Concernant le nombre d’infections attribuables à chaque type de malware, la répartition est similaire à celle des nouveaux codes malveillants en circulation. Les chevaux de Troie, vers et virus occupent à nouveau les premières places. Curieusement, les vers n’ont causé que 8 % des infections tandis qu’ils représentent plus de 9 % des nouveaux malwares créés au premier trimestre. Pourtant, les vers causent habituellement beaucoup plus d’infection en raison de leur capacité à se propager de façon automatisée. Ces chiffres corroborent cependant ce que l’on sait déjà, à savoir que les épidémies massives de vers font partie du passé. Elles ont été remplacées par une épidémie silencieuse de chevaux de Troie, l’arme préférée des pirates.

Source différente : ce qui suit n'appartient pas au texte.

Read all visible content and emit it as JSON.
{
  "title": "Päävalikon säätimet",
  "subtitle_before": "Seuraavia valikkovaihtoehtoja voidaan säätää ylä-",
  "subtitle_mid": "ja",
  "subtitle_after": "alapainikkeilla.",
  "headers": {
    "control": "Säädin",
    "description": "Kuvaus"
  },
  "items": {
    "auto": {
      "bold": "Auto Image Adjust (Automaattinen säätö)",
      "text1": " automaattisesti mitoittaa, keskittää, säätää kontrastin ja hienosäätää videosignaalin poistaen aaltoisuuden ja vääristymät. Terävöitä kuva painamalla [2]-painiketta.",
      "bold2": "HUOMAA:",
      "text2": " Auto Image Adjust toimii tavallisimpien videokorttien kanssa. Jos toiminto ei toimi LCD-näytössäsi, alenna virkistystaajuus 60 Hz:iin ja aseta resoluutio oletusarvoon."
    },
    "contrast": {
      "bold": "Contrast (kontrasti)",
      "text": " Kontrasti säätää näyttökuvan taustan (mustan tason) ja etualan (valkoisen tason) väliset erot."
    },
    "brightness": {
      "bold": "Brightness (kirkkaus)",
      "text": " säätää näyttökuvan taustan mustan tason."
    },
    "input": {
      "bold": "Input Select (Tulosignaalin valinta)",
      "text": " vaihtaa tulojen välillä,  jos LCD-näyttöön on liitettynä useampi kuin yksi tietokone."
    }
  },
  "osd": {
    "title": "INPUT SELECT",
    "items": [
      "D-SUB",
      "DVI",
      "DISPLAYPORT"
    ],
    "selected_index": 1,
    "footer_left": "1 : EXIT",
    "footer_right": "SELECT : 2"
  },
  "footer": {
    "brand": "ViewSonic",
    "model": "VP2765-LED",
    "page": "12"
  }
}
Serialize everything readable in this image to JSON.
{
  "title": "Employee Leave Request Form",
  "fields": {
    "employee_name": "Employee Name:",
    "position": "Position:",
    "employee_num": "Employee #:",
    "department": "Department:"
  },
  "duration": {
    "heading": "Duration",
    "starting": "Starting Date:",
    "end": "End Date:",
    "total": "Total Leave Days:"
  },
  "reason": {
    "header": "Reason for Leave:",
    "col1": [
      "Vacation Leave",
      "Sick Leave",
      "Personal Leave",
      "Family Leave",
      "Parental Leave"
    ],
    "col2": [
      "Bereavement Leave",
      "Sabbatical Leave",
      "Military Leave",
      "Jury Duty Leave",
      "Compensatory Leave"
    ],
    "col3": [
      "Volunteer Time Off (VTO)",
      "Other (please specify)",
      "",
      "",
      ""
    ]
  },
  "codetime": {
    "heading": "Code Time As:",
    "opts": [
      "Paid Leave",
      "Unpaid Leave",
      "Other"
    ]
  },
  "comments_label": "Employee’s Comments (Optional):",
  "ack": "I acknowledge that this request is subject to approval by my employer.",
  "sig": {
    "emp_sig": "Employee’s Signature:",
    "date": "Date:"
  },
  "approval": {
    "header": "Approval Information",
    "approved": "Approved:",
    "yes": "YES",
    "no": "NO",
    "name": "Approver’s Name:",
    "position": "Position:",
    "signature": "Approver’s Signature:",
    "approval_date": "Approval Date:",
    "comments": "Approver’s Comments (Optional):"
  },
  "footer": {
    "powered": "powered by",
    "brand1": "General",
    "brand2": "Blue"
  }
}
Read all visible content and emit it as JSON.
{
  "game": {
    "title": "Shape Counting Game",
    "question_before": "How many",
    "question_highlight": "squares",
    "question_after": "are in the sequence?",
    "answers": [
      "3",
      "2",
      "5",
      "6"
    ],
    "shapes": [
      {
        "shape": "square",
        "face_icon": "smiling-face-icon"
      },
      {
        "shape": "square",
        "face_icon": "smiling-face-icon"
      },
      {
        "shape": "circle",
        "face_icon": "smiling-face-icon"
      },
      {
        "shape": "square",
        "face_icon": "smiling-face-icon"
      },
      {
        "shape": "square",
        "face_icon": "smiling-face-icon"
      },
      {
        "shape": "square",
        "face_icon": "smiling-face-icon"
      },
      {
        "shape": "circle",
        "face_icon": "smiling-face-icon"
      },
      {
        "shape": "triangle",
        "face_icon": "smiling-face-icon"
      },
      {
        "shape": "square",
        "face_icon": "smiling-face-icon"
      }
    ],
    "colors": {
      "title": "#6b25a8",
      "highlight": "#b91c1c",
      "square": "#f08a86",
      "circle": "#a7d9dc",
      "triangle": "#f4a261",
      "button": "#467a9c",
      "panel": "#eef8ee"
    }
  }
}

Le pourcentage moyen d’ordinateurs infectés dans le monde est de 35,51 %, soit trois points de moins qu’en 2011, selon les données collectées par le système d’Intelligence Collective Antimalware de Panda Security. La Chine est une fois de plus le pays le plus infecté (avec 54,25 % d’ordinateurs compromis), suivi par Taïwan et la Turquie. L’Europe fait figure de bon élève : 9 des 10 pays les moins infectés sont européens. Le Japon est le seul pays non-européen de ce Top 10, avec un taux de 30 % d’infection. Le podium des pays les moins infectés est occupé respectivement par la Suède, la Suisse et la Norvège.

Les pays les plus infectés sont les suivants :

Dans son rapport, PandaLabs passe en revue les principaux incidents de sécurité du 1er trimestre 2012. Les attaques de ransomwares se sont intensifiées ce trimestre, avec notamment des virus de type “Police”. Une particularité de ces codes malveillants est qu’ils affichent des alertes visant à faire croire aux utilisateurs infectés que leur ordinateur a été bloqué par les services de police car ils se sont rendus sur des sites web interdits ou ont téléchargé illégalement. Pour débloquer leur PC, les victimes sont invitées à payer une prétendue amende d’une centaine d’euros en moyenne. Bien évidemment, ces messages ne sont pas envoyés par la police mais par les pirates via un cheval de Troie. Les cybercriminels cherchent ainsi à dérober de l’argent et mettre la main sur les informations bancaires des internautes.

Le rapport de PandaLabs s’intéresse également aux récentes attaques des téléphones portables Android, à la propagation de codes malveillants sur Facebook, à l’affaire MegaUpload, à la cyber-guerre et aux dernières actions des groupes d’hacktivistes Anonymous et LulzSec.

Luis Corrons, le directeur technique de PandaLabs explique : « Bien que l’année soit commencée depuis peu, nous pouvons dès à présent constater que la tendance des années passées se poursuit en 2012. Les cybercriminels continuent à recourir à tous les moyens possibles et imaginables pour mettre la main sur les données et l’argent des internautes. »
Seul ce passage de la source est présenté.